The police are looking to solve both a murder and bust a child-trafficking operation, but despite the subject matter, Broker is no grimy story of vile evildoers and the intrepid cops who’ll go to any length to catch them. Instead, it’s a tender and wistful ride-along with a group of people who each in their own way have been left behind and are trying to find a family of their own. What that looks like for them is what we’re here to find out.

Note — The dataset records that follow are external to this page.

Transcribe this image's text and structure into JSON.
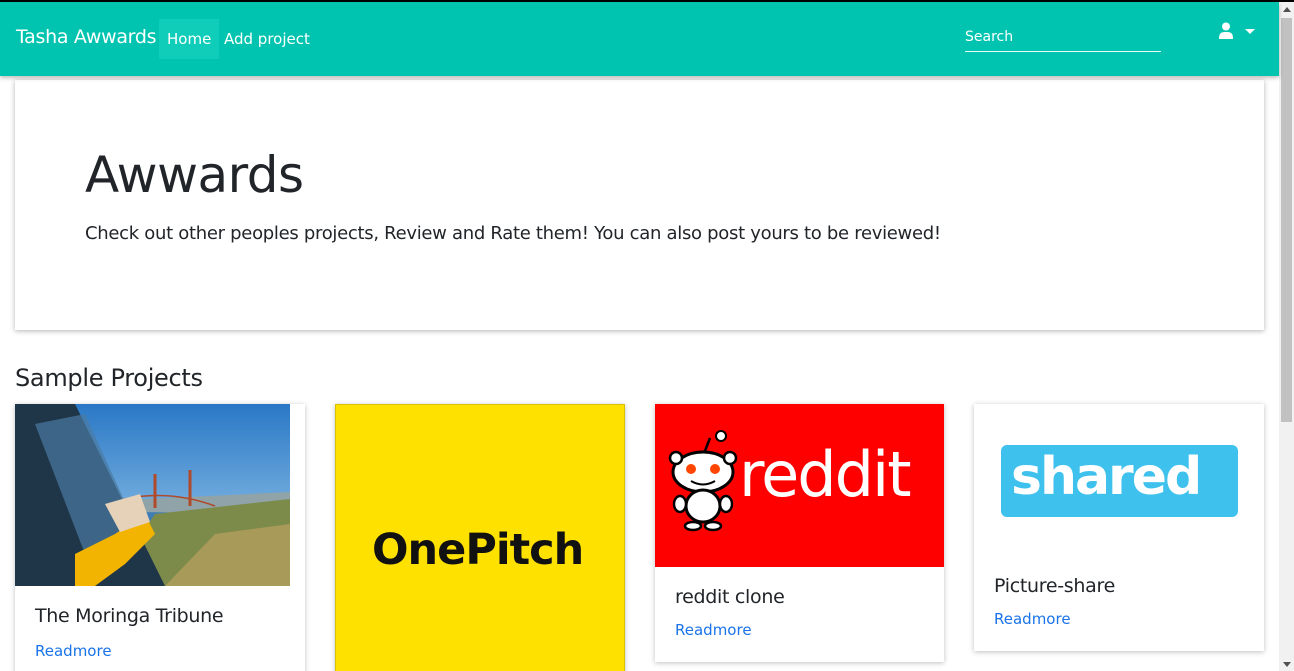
{
  "navbar": {
    "brand": "Tasha Awwards",
    "links": [
      {
        "label": "Home",
        "active": true
      },
      {
        "label": "Add project",
        "active": false
      }
    ],
    "search_placeholder": "Search",
    "user_icon": "user-icon",
    "accent_color": "#00c4b0"
  },
  "jumbotron": {
    "title": "Awwards",
    "text": "Check out other peoples projects, Review and Rate them! You can also post yours to be reviewed!"
  },
  "section": {
    "title": "Sample Projects"
  },
  "projects": [
    {
      "title": "The Moringa Tribune",
      "link": "Readmore",
      "image": "car-window-golden-gate-photo"
    },
    {
      "title": "",
      "link": "",
      "image": "onepitch-logo",
      "logo_text": "OnePitch"
    },
    {
      "title": "reddit clone",
      "link": "Readmore",
      "image": "reddit-logo",
      "logo_text": "reddit"
    },
    {
      "title": "Picture-share",
      "link": "Readmore",
      "image": "shared-logo",
      "logo_text": "shared"
    }
  ],
  "colors": {
    "link": "#1a73e8",
    "onepitch_bg": "#ffe100",
    "reddit_bg": "#ff0000",
    "shared_blue": "#3fc1ee"
  }
}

Ji-eun Lee plays So-young, a young woman who leaves her baby at a church orphanage one rainy night, convinced she cannot give her boy any kind of life. Two men, Sang-hyeon (Song kang-ho) and Dong-soo (Dong-won Gang) take the baby in, but quickly make it “disappear” and whisk it away in order to offer it up for adoption on the black market. So-young reconsiders, however, and tracks the two men down, and together they agree to find the right parents for the boy (and split the cash).
It makes for odd-couple comedy mixed with devastating heart-to-hearts as we learn more about each of them and their own particular heartache: Dong-soo, an orphan left behind by a woman most likely just like So-young, Sang-hyeon, the frumpy leader, saddled with gambling debts and some of his own familial demons, and So-young, racked with guilt over what she’s doing.
The beauty is in Koreeda’s treatment of them all, and anyone who’s seen any of his many other fine films should know him capable of treating his characters with the exquisite grace of a discerning parent, firm but loving. Never sentimentalizing, never judgmental.
If it wasn’t obvious already, Broker solidifies Koreeda as one of our greatest working humanitarian filmmakers today, as he remains completely locked into the exploration of what family looks like. He tread similar waters with Shoplifters in 2018, where living-on-the-edge petty thieves come together as a family unit without a drop of shared blood between them, and Like Father, Like Son similarly questioned what made a family “family” as two couples realize they had their children switched at birth by mistake.
Broker plays on these themes as well, and Koreeda teasing and questioning has never been more keen and lucid. Add to that a masterful exposé of the hypocrisy of both the criminal element and the middle-class citizens who look down on the former, and you got yourself one of those must-not-miss films of the year.
If there’s a finger to put on Broker it’s perhaps it’s too involved with the many angles to this case of child abduction, as you have both sides of the law also hovering in the wings as our protagonists trek across the country. But honestly, it might just be because you’re so enamored with the chemistry of the central cast, and while awards are merely gold stars tackily attached to great work whose excellence is its own reward, the collective performance here by the central cast is deserving of every statue and accolade.
What makes a parent, and what makes a family? How can people be redeemed in what they do for others? Koreeda asks us with his usual poise, affection and sharp sense for human authenticity and texture, leaving us with another installment in what is becoming a life-long cinematic treatise on family constellations and what they say about the ties that bind us together.
Yasujirô Ozu cemented himself as the foremost chronicler of the changing times in mid-century Japan, and Koreeda now stands alongside him as a modern-day explorer of what it means to be family today.